Все приподнялись с подвод, глаза вцепились в близкую темноту, разрезаемую огненными цепочками и вспышками. Холодная нервная дрожь бежит по телу, стучат зубы...
Бой гремит. Взрывы... Что-то вспыхнуло, загорелось, затрещало. Это взорвались вагоны с патронами — горят сильным пламенем, трещат, заглушая стрельбу.
— Господа, ради бога! Скорей! Снаряды из вагонов вытаскивать! Кто может! Бегите! Ведь это наше спасение! Господа, ради Бога! — кричит по обозу полковник Кун.
Раненые зашевелились. Кто может спускается с телег, хромают, ковыляют, бегут вперёд — вытаскивают снаряды".
— Мне четыре штуки под бок в телегу положили, — добавил к рассказу Юриксон.
А Роман Гуль продолжил:
"Уже светает. Ясно видны горящие пламенной лентой вагоны. Кругом них суетятся люди, отцепляют, вытаскивают снаряды. И тут же трещат винтовки, клокочут пулемёты...

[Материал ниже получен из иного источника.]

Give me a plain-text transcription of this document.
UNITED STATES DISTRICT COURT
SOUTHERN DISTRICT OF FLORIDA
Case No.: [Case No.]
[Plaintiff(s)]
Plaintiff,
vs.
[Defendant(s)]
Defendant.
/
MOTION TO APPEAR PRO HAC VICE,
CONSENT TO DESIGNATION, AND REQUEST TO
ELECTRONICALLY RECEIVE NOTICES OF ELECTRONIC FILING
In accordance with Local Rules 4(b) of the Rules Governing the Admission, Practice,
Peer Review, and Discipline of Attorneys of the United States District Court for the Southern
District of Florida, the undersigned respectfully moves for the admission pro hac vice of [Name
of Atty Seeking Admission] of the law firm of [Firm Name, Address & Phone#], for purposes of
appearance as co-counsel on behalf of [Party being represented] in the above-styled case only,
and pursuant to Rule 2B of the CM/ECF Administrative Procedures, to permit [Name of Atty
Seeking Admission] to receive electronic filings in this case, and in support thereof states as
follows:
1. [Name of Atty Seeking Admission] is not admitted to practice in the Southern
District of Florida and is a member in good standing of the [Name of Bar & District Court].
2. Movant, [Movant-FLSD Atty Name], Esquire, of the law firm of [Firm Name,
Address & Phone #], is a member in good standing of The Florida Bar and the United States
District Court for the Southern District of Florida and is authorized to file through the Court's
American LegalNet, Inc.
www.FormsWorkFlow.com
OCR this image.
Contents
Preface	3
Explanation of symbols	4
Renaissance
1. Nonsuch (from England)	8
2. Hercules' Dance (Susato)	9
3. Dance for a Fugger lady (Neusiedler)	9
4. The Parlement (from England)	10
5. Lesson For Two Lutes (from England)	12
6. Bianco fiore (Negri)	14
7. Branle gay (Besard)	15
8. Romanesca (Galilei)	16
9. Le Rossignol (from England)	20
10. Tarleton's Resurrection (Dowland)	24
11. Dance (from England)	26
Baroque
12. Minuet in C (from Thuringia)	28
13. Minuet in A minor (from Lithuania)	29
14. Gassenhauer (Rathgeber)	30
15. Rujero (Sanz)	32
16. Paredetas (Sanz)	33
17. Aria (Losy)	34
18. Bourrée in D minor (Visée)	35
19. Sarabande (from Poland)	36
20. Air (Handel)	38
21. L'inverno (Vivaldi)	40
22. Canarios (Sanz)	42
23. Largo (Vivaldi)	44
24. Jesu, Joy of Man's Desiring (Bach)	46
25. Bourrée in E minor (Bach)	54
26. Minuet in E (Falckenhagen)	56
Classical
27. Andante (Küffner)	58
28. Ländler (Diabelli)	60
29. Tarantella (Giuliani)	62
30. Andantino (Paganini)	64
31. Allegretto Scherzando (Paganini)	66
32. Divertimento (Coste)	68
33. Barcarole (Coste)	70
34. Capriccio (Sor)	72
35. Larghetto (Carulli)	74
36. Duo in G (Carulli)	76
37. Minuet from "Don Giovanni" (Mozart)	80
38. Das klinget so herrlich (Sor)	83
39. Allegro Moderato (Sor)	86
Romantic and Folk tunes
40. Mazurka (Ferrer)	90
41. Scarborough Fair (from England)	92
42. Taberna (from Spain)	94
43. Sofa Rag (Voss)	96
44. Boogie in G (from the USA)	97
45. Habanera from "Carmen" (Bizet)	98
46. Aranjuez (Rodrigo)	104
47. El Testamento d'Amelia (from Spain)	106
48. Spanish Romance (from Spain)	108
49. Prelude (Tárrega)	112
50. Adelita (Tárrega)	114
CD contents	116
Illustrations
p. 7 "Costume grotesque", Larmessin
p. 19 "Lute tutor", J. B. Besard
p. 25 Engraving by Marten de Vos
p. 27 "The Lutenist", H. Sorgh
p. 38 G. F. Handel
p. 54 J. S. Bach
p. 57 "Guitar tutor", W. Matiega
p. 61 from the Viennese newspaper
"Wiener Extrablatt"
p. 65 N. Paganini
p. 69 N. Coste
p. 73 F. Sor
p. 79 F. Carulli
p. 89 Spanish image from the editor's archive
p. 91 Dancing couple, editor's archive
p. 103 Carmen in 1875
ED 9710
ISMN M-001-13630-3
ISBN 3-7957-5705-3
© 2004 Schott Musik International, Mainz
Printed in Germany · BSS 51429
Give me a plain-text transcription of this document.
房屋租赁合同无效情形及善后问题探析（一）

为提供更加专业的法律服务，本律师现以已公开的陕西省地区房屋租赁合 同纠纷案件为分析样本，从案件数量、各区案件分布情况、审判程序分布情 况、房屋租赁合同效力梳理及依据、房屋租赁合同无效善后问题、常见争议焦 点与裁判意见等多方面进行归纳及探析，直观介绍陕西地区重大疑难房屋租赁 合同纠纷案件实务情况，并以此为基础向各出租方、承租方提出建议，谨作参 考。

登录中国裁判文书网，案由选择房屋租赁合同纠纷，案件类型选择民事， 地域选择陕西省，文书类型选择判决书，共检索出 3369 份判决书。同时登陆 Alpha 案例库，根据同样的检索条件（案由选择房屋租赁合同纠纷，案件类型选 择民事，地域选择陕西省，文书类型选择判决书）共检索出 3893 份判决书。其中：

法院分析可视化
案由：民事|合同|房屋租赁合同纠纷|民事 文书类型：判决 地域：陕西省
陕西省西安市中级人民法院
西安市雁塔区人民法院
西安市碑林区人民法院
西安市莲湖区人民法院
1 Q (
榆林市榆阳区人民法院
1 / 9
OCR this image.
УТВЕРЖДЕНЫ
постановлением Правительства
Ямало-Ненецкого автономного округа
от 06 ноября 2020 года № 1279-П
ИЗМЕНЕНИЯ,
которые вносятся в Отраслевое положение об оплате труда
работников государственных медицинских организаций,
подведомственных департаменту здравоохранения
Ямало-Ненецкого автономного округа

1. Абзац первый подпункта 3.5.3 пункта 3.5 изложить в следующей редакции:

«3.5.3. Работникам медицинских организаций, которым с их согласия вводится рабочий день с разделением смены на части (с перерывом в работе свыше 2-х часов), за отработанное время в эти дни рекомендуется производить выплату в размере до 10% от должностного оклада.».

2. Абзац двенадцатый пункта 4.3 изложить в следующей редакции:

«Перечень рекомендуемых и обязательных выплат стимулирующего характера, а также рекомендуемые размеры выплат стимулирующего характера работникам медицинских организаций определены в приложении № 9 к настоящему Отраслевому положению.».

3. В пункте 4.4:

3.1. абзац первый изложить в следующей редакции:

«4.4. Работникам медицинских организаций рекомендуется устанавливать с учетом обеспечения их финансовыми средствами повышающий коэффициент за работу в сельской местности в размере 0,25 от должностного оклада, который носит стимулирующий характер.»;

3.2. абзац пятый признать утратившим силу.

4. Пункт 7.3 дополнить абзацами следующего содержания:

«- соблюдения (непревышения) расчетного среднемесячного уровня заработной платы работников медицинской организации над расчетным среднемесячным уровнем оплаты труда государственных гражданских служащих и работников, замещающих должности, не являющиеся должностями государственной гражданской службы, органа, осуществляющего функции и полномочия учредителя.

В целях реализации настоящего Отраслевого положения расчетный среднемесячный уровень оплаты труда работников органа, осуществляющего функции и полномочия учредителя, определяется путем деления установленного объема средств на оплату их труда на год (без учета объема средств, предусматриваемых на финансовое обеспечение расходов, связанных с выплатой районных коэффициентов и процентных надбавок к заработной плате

Вдали ухнули сильные взрывы — кавалерия взорвала пути.
Обоз, вперёд! Рысью!
Обоз загалдел, зашумел, двинулся...
Прорываемся.
Вот уже мы рысью подлетели к железной дороге. Здесь лежат наши цепи, отстреливаются направо и налево. Стучат пулемёты. Наши орудия бьют захваченными снарядами. А обоз летит в открытые маленькие воротца, вырываясь из страшного кольца...
Свищут пули, падают раненые люди и лошади. На путях толпятся, кричат, бегут.
По обоим сторонам лежат убитые. Вон лошадь, и возле неё, раскинувши руки и ноги офицер. Но на мёртвых не обращают внимания. Еле-еле успевают подхватить раненых. Под взрывы снарядов, свист дождя пуль, с криком, гиком, перелетает железную дорогу обоз и карьером мчится к станице".
Пётр, обшивая белой тесьмой новые погоны, не стал смущать рассказчика замеченными неточностями. Захваченного бронепоезда тот не заметил, по темноте вполне могло быть. Да и лошадь с телегой карьером идти не сможет, как её не стегай, тем более уставшая. Но всё равно интересно послушать людей, выживших в госпитальном обозе. Там погибли от ран и повторных пуль сотни офицеров, юнкеров, казаков, студентов, гимназистов, сестёр милосердия и просто гражданских. Аженов считал, что это очень трудно, и страшно, лежать неподвижно в телеге и ждать, когда друзья проложат дорогу через полчища красных, сжимая в руке рукоятку нагана.
Кубанский атаман Филимонов, присоединившийся к Добровольческой Армии вместе с Кубанским отрядом, провёл мобилизацию казаков. Офицерский полк пополнился на двести человек.